More than 2000 developers descended on the desert oasis of Palm Springs California for the 12th annual ESRI Developer summit. Although I have attended the ESRI International User Conference many times, this was my first developer summit and I was overwhelmed by the interest in developing exclusively for the ArcGIS platform. In Australia we would be struggling to get these numbers to a general GIS conference.


The focus was on the release of the new ArcGIS Enterprise. Although the name is new it represents a bundle of the existing products of ArcGIS server, ArcGIS Web Adapter, Portal for ArcGIS and the ArcGIS Data Store. Where most organisations would be familiar with working directly with server, the goal over time will to move the access point and focus to portal as these products are more tightly coupled. A number of server roles have also been introduced including the familiar GIS server as well as the newer roles of GeoEvent Server, Image Server and GeoAnalytics Sever. Organisations can mix and match these roles depending on need and each one can also be hosted on different machines. Although the version number has increased incrementally from 10.4 to 10.5, this is considered a major release and probably should have been numbered 11.0. Version 10.5.1 is expected mid-year with 10.6 planned for the end of 2017.
ArcGIS Pro has also moved up in the rankings becoming an increasingly dominant part of the ArcGIS desktop environment. It is multi threaded, better suited to the new Windows display environment, and it now supports vector tile creation, geodatabase topology, 3D object editing, labelling, charts and sharing on line.
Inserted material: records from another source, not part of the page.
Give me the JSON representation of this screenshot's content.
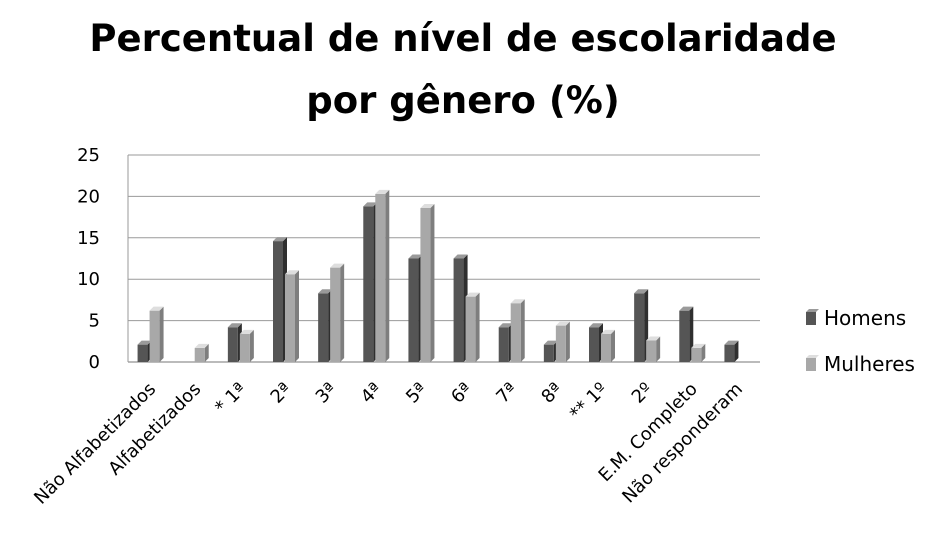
{
  "chart_data": {
    "type": "bar",
    "title_lines": [
      "Percentual de nível de escolaridade",
      "por gênero (%)"
    ],
    "categories": [
      "Não Alfabetizados",
      "Alfabetizados",
      "* 1ª",
      "2ª",
      "3ª",
      "4ª",
      "5ª",
      "6ª",
      "7ª",
      "8ª",
      "** 1º",
      "2º",
      "E.M. Completo",
      "Não responderam"
    ],
    "series": [
      {
        "name": "Homens",
        "values": [
          2.1,
          0,
          4.2,
          14.6,
          8.3,
          18.8,
          12.5,
          12.5,
          4.2,
          2.1,
          4.2,
          8.3,
          6.2,
          2.1
        ]
      },
      {
        "name": "Mulheres",
        "values": [
          6.2,
          1.7,
          3.4,
          10.6,
          11.4,
          20.3,
          18.6,
          7.9,
          7.1,
          4.4,
          3.4,
          2.6,
          1.7,
          0
        ]
      }
    ],
    "ylim": [
      0,
      25
    ],
    "yticks": [
      0,
      5,
      10,
      15,
      20,
      25
    ],
    "grid": true,
    "legend_position": "right",
    "colors": {
      "Homens": {
        "front": "#555555",
        "top": "#9a9a9a",
        "side": "#2f2f2f"
      },
      "Mulheres": {
        "front": "#a8a8a8",
        "top": "#dedede",
        "side": "#7e7e7e"
      }
    }
  }
}
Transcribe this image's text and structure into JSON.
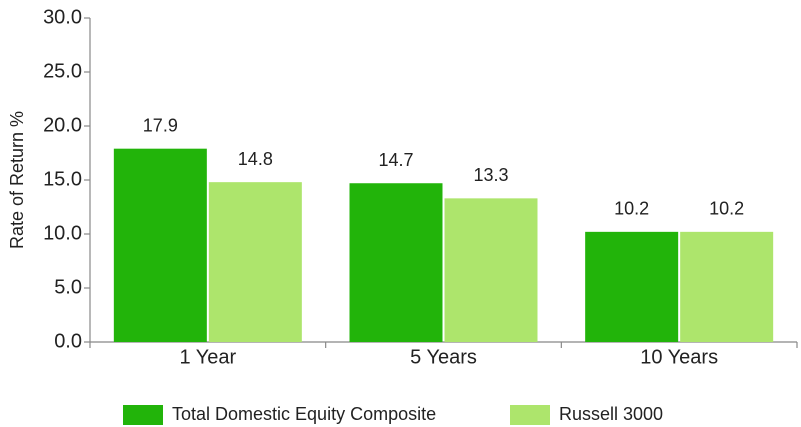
{
  "chart_data": {
    "type": "bar",
    "y_label": "Rate of Return %",
    "categories": [
      "1 Year",
      "5 Years",
      "10 Years"
    ],
    "series": [
      {
        "name": "Total Domestic Equity Composite",
        "color": "#22b40a",
        "values": [
          17.9,
          14.7,
          10.2
        ]
      },
      {
        "name": "Russell 3000",
        "color": "#ade56c",
        "values": [
          14.8,
          13.3,
          10.2
        ]
      }
    ],
    "ylim": [
      0,
      30
    ],
    "yticks": [
      {
        "value": 0,
        "label": "0.0"
      },
      {
        "value": 5,
        "label": "5.0"
      },
      {
        "value": 10,
        "label": "10.0"
      },
      {
        "value": 15,
        "label": "15.0"
      },
      {
        "value": 20,
        "label": "20.0"
      },
      {
        "value": 25,
        "label": "25.0"
      },
      {
        "value": 30,
        "label": "30.0"
      }
    ],
    "legend": "bottom"
  }
}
As you would expect there was a heavy emphasis on the enhanced software development kit. The aim is to move all ArcMap functionality, including development (ArcObjects) to the new ArcGIS pro platform (SDK – the new development environment). Notably Utility Network support is still absent from the platform but it “might” be included in version 2 due to be released at the end of the year.
There are now a range of environments for developing on the ESRI platform. The emphasis was on web development with over 50 sessions based on javascript and if you don’t want to write code you can build web apps using the web application builder which now has increased capabilities (including 3D). Desktop development was focused on python with about 25 sessions on this popular scripting language. There were over 20 session focused on ArcGIS runtime (this can be used to build standalone applications) and a dozen session on the ArcGIS Pro software development kit. There were also sessions focused purely on iOS and Android and for those interested in using a single platform to develop for iOS, Android and windows, there was an interesting session on Xamarin. In all there were almost 300 sessions of mostly one hour in length.
The ESRI showcase covered a huge area filled with computers, large screens and ESRI technical specialists and developers. There were also 3 large demo theatres. ESRI must have had most of their development team on site. The ESRI main campus is about an hour away in Redlands. ESRI also highlighted their R&D centres spread throughout the world with one of them based in Melbourne.

If you are a developer focused on the ESRI platform then there is no doubt that the ESRI developer summit then this is the place to be. More geeks than you can poke a stick at. Or in the case of the dodge ball tournament and party on the final night – more geeks then you can throw a ball at.